1 year ago
Python Question

Remove All Commas Between Quotes

I'm trying to remove all commas that are inside quotes (

) with python:

'please,remove all the commas between quotes,"like in here, here, here!"'
^ ^

I tried this, but it only removes the first comma inside the quotes:

re.sub(r'(".*?),(.*?")',r'\1\2','please,remove all the commas between quotes,"like in here, here, here!"')

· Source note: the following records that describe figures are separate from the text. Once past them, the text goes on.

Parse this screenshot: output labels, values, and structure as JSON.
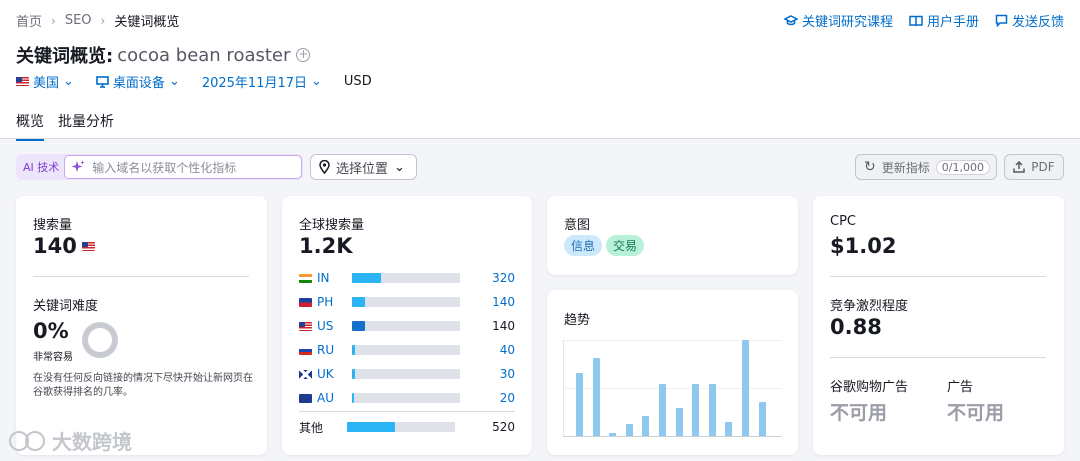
{
  "breadcrumb": [
    "首页",
    "SEO",
    "关键词概览"
  ],
  "top_links": [
    "关键词研究课程",
    "用户手册",
    "发送反馈"
  ],
  "title": {
    "prefix": "关键词概览:",
    "keyword": "cocoa bean roaster"
  },
  "filters": {
    "country": "美国",
    "device": "桌面设备",
    "date": "2025年11月17日",
    "currency": "USD"
  },
  "tabs": [
    "概览",
    "批量分析"
  ],
  "ai": {
    "label": "AI 技术",
    "placeholder": "输入域名以获取个性化指标"
  },
  "location": "选择位置",
  "update": {
    "label": "更新指标",
    "count": "0/1,000"
  },
  "pdf": "PDF",
  "volume": {
    "label": "搜索量",
    "value": "140"
  },
  "difficulty": {
    "label": "关键词难度",
    "value": "0%",
    "level": "非常容易",
    "percent": 0,
    "note": "在没有任何反向链接的情况下尽快开始让新网页在谷歌获得排名的几率。"
  },
  "global": {
    "label": "全球搜索量",
    "value": "1.2K",
    "countries": [
      {
        "code": "IN",
        "value": "320",
        "share": 0.27
      },
      {
        "code": "PH",
        "value": "140",
        "share": 0.12
      },
      {
        "code": "US",
        "value": "140",
        "share": 0.12
      },
      {
        "code": "RU",
        "value": "40",
        "share": 0.03
      },
      {
        "code": "UK",
        "value": "30",
        "share": 0.025
      },
      {
        "code": "AU",
        "value": "20",
        "share": 0.02
      }
    ],
    "other": {
      "label": "其他",
      "value": "520",
      "share": 0.44
    }
  },
  "intent": {
    "label": "意图",
    "badges": [
      "信息",
      "交易"
    ]
  },
  "trend": {
    "label": "趋势",
    "values": [
      0.66,
      0.81,
      0.03,
      0.12,
      0.21,
      0.54,
      0.29,
      0.54,
      0.54,
      0.15,
      1.0,
      0.35
    ]
  },
  "cpc": {
    "label": "CPC",
    "value": "$1.02"
  },
  "competition": {
    "label": "竞争激烈程度",
    "value": "0.88"
  },
  "ads": [
    {
      "label": "谷歌购物广告",
      "value": "不可用"
    },
    {
      "label": "广告",
      "value": "不可用"
    }
  ],
  "watermark": "大数跨境",
  "colors": {
    "accent": "#006dca",
    "bar": "#2ab4f5",
    "trend_bar": "#8ec8ee"
  }
}
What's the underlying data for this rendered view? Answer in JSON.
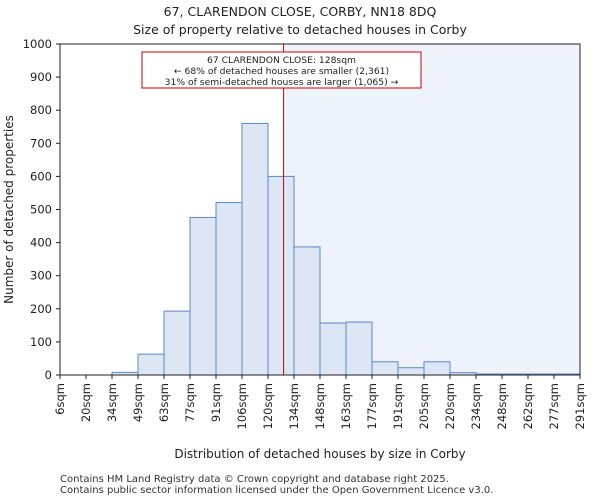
{
  "chart_data": {
    "type": "bar",
    "title": "67, CLARENDON CLOSE, CORBY, NN18 8DQ",
    "subtitle": "Size of property relative to detached houses in Corby",
    "xlabel": "Distribution of detached houses by size in Corby",
    "ylabel": "Number of detached properties",
    "ylim": [
      0,
      1000
    ],
    "yticks": [
      0,
      100,
      200,
      300,
      400,
      500,
      600,
      700,
      800,
      900,
      1000
    ],
    "bin_edges_labels": [
      "6sqm",
      "20sqm",
      "34sqm",
      "49sqm",
      "63sqm",
      "77sqm",
      "91sqm",
      "106sqm",
      "120sqm",
      "134sqm",
      "148sqm",
      "163sqm",
      "177sqm",
      "191sqm",
      "205sqm",
      "220sqm",
      "234sqm",
      "248sqm",
      "262sqm",
      "277sqm",
      "291sqm"
    ],
    "values": [
      0,
      0,
      8,
      63,
      193,
      476,
      521,
      760,
      600,
      387,
      157,
      160,
      40,
      22,
      40,
      7,
      3,
      3,
      3,
      3
    ],
    "marker_value_bin_position": 8.6,
    "annotation": {
      "line1": "67 CLARENDON CLOSE: 128sqm",
      "line2": "← 68% of detached houses are smaller (2,361)",
      "line3": "31% of semi-detached houses are larger (1,065) →"
    },
    "colors": {
      "bar_fill": "#dce6f5",
      "bar_stroke": "#5b87c4",
      "marker_line": "#cc0000",
      "shaded_region": "#eef2fa"
    }
  },
  "footer": {
    "line1": "Contains HM Land Registry data © Crown copyright and database right 2025.",
    "line2": "Contains public sector information licensed under the Open Government Licence v3.0."
  }
}
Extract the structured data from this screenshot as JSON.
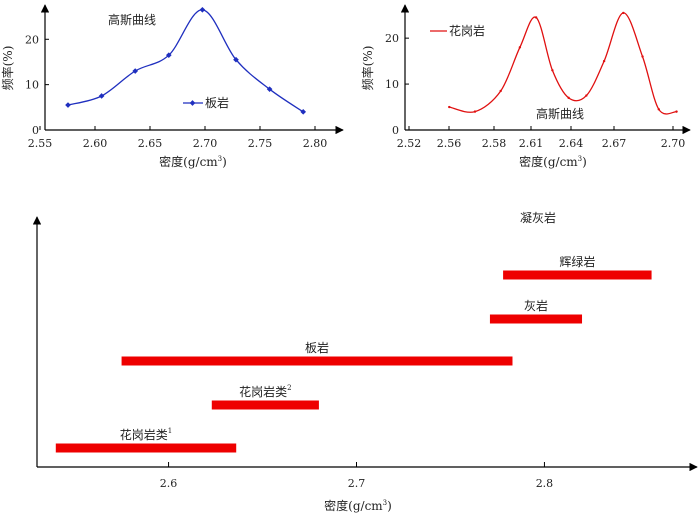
{
  "chart_data": [
    {
      "type": "line",
      "title": "",
      "xlabel": "密度(g/cm",
      "xlabel_sup": "3",
      "xlabel_close": ")",
      "ylabel": "频率(%)",
      "xlim": [
        2.55,
        2.8
      ],
      "ylim": [
        0,
        28
      ],
      "xticks": [
        "2.55",
        "2.60",
        "2.65",
        "2.70",
        "2.75",
        "2.80"
      ],
      "yticks": [
        "0",
        "10",
        "20"
      ],
      "annotation": "高斯曲线",
      "series": [
        {
          "name": "板岩",
          "color": "#1f2fbf",
          "x": [
            2.575,
            2.605,
            2.635,
            2.665,
            2.695,
            2.725,
            2.755,
            2.785
          ],
          "y": [
            5.5,
            7.5,
            13,
            16.5,
            26.5,
            15.5,
            9,
            4
          ]
        }
      ]
    },
    {
      "type": "line",
      "title": "",
      "xlabel": "密度(g/cm",
      "xlabel_sup": "3",
      "xlabel_close": ")",
      "ylabel": "频率(%)",
      "xlim": [
        2.52,
        2.7
      ],
      "ylim": [
        0,
        27
      ],
      "xticks": [
        "2.52",
        "2.56",
        "2.58",
        "2.61",
        "2.64",
        "2.67",
        "2.70"
      ],
      "yticks": [
        "0",
        "10",
        "20"
      ],
      "annotation": "高斯曲线",
      "series": [
        {
          "name": "花岗岩",
          "color": "#e01010",
          "x": [
            2.5452,
            2.5626,
            2.58,
            2.593,
            2.604,
            2.615,
            2.626,
            2.638,
            2.65,
            2.663,
            2.676,
            2.687,
            2.699
          ],
          "y": [
            5,
            4,
            8.5,
            18,
            24.5,
            13,
            7,
            7.5,
            15,
            25.5,
            16,
            4.5,
            4
          ]
        }
      ]
    },
    {
      "type": "bar",
      "orientation": "horizontal-range",
      "title": "凝灰岩",
      "xlabel": "密度(g/cm",
      "xlabel_sup": "3",
      "xlabel_close": ")",
      "xlim": [
        2.53,
        2.87
      ],
      "xticks": [
        "2.6",
        "2.7",
        "2.8"
      ],
      "color": "#ee0000",
      "ranges": [
        {
          "name": "辉绿岩",
          "sup": "",
          "start": 2.778,
          "end": 2.857
        },
        {
          "name": "灰岩",
          "sup": "",
          "start": 2.771,
          "end": 2.82
        },
        {
          "name": "板岩",
          "sup": "",
          "start": 2.575,
          "end": 2.783
        },
        {
          "name": "花岗岩类",
          "sup": "2",
          "start": 2.623,
          "end": 2.68
        },
        {
          "name": "花岗岩类",
          "sup": "1",
          "start": 2.54,
          "end": 2.636
        }
      ]
    }
  ]
}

'please,remove all the commas between quotes,"like in here here, here!"'

How can I make it remove all the commas inside the quotes?

Answer Source

Assuming you don't have unbalanced or escaped quotes, you can use this regex based on negative lookahead:

>>> str = r'foo,bar,"foobar, barfoo, foobarfoobar"'
>>> re.sub(r'(?!(([^"]*"){2})*[^"]*$),', '', str)
'foo,bar,"foobar barfoo foobarfoobar"'

This regex will find commas if those are inside the double quotes by using a negative lookahead to assert there are NOT even number of quotes after the comma.

Note about the lookaead (?!...):

  • ([^"]*"){2} finds a pair of quotes
  • (([^"]*"){2})* finds 0 or more pair of quotes
  • [^"]*$ makes sure we don't have any more quotes after last matched quote
  • So (?!...) asserts that we don't have even number of quotes ahead thus matching commas inside the quoted string only.